Python in Excel – erste Schritte und BerechnungenArchitektur, Arbeitsweise und technische Grundlagen für Python und Excel
- Ein praxisnaher Einstieg
- Was passiert technisch bei =PY()?
- Wo wird der Python-Code ausgeführt?
- Sicherheit und Datenschutz
- Unterschied zur klassischen Excel-Berechnungslogik
- Warum dieses Architekturverständnis entscheidend ist
- Bibliotheken in Python in Excel – Was ist bereits vorhanden?
- Excel-Daten mit xl() übergeben – Arbeiten mit der Beispieldatei
Ein praxisnaher Einstieg
Stellen Sie sich folgende Situation vor: Sie erhalten aus dem ERP-System eine Datei mit 250.000 Verkaufspositionen. Ziel ist es, für das Management kurzfristig folgende Fragen zu beantworten:
- Wie hoch ist der Umsatz je Region?
- Welche Produktgruppe erzielt den höchsten Deckungsbeitrag?

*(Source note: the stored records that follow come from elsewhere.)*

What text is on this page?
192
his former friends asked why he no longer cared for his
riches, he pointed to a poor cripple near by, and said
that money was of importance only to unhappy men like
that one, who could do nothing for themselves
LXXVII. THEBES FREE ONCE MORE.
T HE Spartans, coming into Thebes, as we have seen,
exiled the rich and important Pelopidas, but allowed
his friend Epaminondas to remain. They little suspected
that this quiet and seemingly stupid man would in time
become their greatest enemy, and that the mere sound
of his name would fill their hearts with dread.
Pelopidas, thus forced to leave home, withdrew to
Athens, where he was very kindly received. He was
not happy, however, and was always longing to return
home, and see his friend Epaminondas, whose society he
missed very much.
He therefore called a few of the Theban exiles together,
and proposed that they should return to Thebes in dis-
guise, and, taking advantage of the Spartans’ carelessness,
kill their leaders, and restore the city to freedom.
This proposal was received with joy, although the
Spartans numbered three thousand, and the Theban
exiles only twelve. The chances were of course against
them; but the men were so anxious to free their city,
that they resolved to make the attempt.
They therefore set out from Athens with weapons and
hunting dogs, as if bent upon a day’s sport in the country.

- Wo liegen die größten Abweichungen zum Vormonat?
In Excel würden Sie:
- eine oder mehrere Pivot-Tabellen erstellen,
- Hilfsspalten für Berechnungen anlegen,
- Formeln kopieren und
- Diagramme erstellen.
Das funktioniert, solange die Datenmenge überschaubar ist und der Prozess nicht regelmäßig wiederholt werden muss. Doch was passiert, wenn
- die Datenmenge wächst,
- die Berechnungslogik komplexer wird,
- der Report monatlich automatisiert erzeugt werden soll oder
- statistische Verfahren ins Spiel kommen?

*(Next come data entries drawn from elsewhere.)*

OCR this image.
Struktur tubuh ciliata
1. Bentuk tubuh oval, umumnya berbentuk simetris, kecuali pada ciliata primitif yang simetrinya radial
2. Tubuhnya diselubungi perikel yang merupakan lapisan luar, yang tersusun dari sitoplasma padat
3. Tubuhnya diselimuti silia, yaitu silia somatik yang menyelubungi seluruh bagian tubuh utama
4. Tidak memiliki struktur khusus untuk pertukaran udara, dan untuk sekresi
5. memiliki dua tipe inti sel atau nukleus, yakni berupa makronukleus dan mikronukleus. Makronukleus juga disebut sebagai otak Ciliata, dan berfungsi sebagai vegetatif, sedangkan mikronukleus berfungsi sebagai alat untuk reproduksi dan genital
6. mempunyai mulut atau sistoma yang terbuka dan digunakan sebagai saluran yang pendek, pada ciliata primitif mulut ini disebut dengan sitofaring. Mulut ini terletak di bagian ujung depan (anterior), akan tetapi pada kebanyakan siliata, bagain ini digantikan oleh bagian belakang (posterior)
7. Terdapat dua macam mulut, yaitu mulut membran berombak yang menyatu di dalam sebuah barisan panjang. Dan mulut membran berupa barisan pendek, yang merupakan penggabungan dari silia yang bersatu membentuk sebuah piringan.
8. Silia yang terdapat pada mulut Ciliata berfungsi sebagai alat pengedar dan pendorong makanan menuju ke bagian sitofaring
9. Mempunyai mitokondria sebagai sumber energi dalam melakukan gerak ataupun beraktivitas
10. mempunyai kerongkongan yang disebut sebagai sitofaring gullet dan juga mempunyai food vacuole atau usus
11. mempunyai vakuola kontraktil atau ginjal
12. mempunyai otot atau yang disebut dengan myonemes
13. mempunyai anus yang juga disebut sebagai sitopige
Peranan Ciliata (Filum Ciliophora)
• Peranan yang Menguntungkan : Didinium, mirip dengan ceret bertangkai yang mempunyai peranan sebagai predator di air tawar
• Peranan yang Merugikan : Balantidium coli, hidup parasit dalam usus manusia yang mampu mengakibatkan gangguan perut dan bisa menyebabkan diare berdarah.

Genau hier setzt Python in Excel an. Python erweitert Excel um eine strukturierte Analyse-Engine im Hintergrund. Das bedeutet:
- Berechnungen erfolgen nicht mehr zellenweise, sondern spaltenweise und tabellenbasiert.
- Prozesse werden reproduzierbar.
- Logik wird explizit definiert – nicht implizit über Zellbezüge.